En moins de trois jours, la commission des Lois de l’Assemblée nationale vient de voter un millier d’amendements du projet de loi de Programmation de la justice, présentés quarante-huit heures avant leur adoption, empêchant ainsi les députés de procéder à un examen sérieux du projet de loi et confisquant le débat démocratique.
Au final, le texte qui doit être examiné en séance publique par l’Assemblée nationale à partir du lundi 19 novembre, aggrave encore les mesures du projet gouvernemental initial, poussant la logique de rationalisation des coûts et l’atteinte aux droits fondamentaux à son comble.
Ainsi l’expérimentation de la spécialisation de cours d’appel qui devait se limiter à deux régions administratives, concernera finalement cinq régions et donc potentiellement une dizaine de cours d’appel, sans la limiter aux affaires à « haute technicité et faible volumétrie ».
Les tribunaux d’instance et de grande instance disparaissent au profit d’un « tribunal judiciaire », laissant préfigurer la création de tribunaux départementaux, et une nouvelle carte judiciaire sans se préoccuper de la nécessaire proximité territoriale entre les justiciables et les lieux de justice.
L’encadrement des plateformes privées de résolution amiable des litiges est abandonné, la certification des opérateurs privés et payants devenant facultative.
S’agissant du volet pénal, les droits de la défense sont tout simplement sacrifiés.

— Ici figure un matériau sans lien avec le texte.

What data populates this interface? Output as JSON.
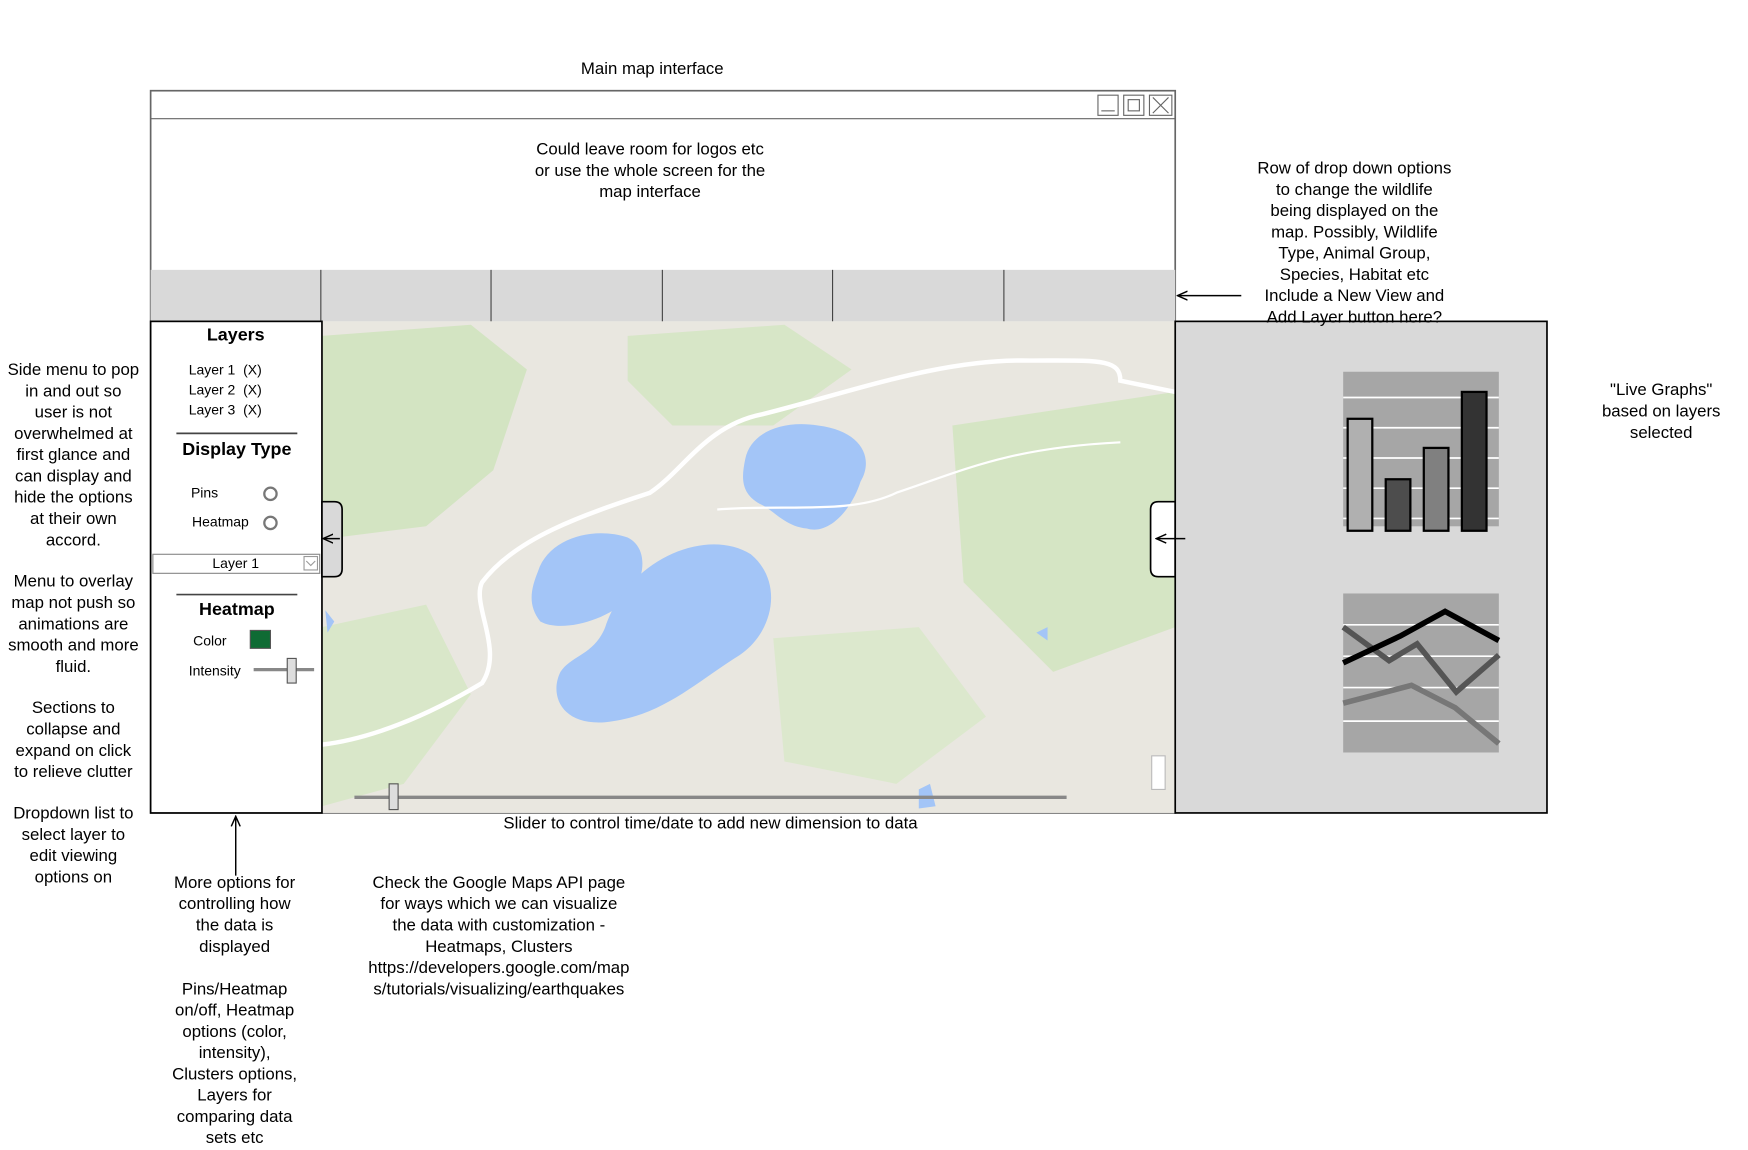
{
  "title": "Main map interface",
  "header_note": [
    "Could leave room for logos etc",
    "or use the whole screen for the",
    "map interface"
  ],
  "dropdown_note": [
    "Row of drop down options",
    "to change the wildlife",
    "being displayed on the",
    "map. Possibly, Wildlife",
    "Type, Animal Group,",
    "Species, Habitat etc",
    "Include a New View and",
    "Add Layer button here?"
  ],
  "graphs_note": [
    "\"Live Graphs\"",
    "based on layers",
    "selected"
  ],
  "slider_note": "Slider to control time/date to add new dimension to data",
  "side_notes": [
    [
      "Side menu to pop",
      "in and out so",
      "user is not",
      "overwhelmed at",
      "first glance and",
      "can display and",
      "hide the options",
      "at their own",
      "accord."
    ],
    [
      "Menu to overlay",
      "map not push so",
      "animations are",
      "smooth and more",
      "fluid."
    ],
    [
      "Sections to",
      "collapse and",
      "expand on click",
      "to relieve clutter"
    ],
    [
      "Dropdown list to",
      "select layer to",
      "edit viewing",
      "options on"
    ]
  ],
  "options_notes": [
    [
      "More options for",
      "controlling how",
      "the data is",
      "displayed"
    ],
    [
      "Pins/Heatmap",
      "on/off, Heatmap",
      "options (color,",
      "intensity),",
      "Clusters options,",
      "Layers for",
      "comparing data",
      "sets etc"
    ]
  ],
  "api_note": [
    "Check the Google Maps API page",
    "for ways which we can visualize",
    "the data with customization -",
    "Heatmaps, Clusters",
    "https://developers.google.com/map",
    "s/tutorials/visualizing/earthquakes"
  ],
  "sidebar": {
    "layers_heading": "Layers",
    "layers": [
      "Layer 1  (X)",
      "Layer 2  (X)",
      "Layer 3  (X)"
    ],
    "display_heading": "Display Type",
    "pins": "Pins",
    "heatmap": "Heatmap",
    "layer_select": "Layer 1",
    "heatmap_heading": "Heatmap",
    "color": "Color",
    "intensity": "Intensity"
  }
}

La garde à vue serait désormais notifiée oralement, avec un enregistrement audio, consultable seulement sur autorisation judiciaire tandis que la procédure pénale serait entièrement dématérialisée, rendant impossible le contrôle de la régularité des actes de procédure.
Le sort réservé aux mineurs non accompagnés n’est pas plus favorable : le préfet pourra ainsi décider de déplacer le mineur d’un département à l’autre deux fois, une première fois avant évaluation de sa situation, la seconde dans le cadre de son placement.
Ces nouvelles modifications du projet de loi, adoptées par les rapporteurs du texte à l’Assemblée nationale, sans opposition du gouvernement, sans aucune concertation et sans aucun respect des accords issus des négociations avec la profession, démontrent que nous avions raison de ne faire aucune confiance à la ministre de la Justice, lorsqu’elle affirmait vouloir maintenir une justice proche des citoyens et être soucieuse du respect des droits de la défense.
Nous n’avons jamais été dupes de ces concertations de façade et fausses promesses, mais le gouvernement ne se contente plus de tromper les avocats, il confisque le débat public.
La profession a décidé d’interpeller la Garde des Sceaux et d’organiser une nouvelle journée justice morte le 22 novembre 2018.
Car nous sommes à un tournant crucial pour l’avenir de notre justice, le SAF appelle à y participer massivement partout en France, mais également réclame la convocation d’assemblées générales dans tous les barreaux pour décider de modalités de mobilisations radicales, afin que le gouvernement comprenne que nous n’accepterons jamais un projet qui institue une justice illisible, livrée à des intérêts privés, éloignée du justiciable et qui consacre un nouveau recul des droits de la défense et des droits fondamentaux.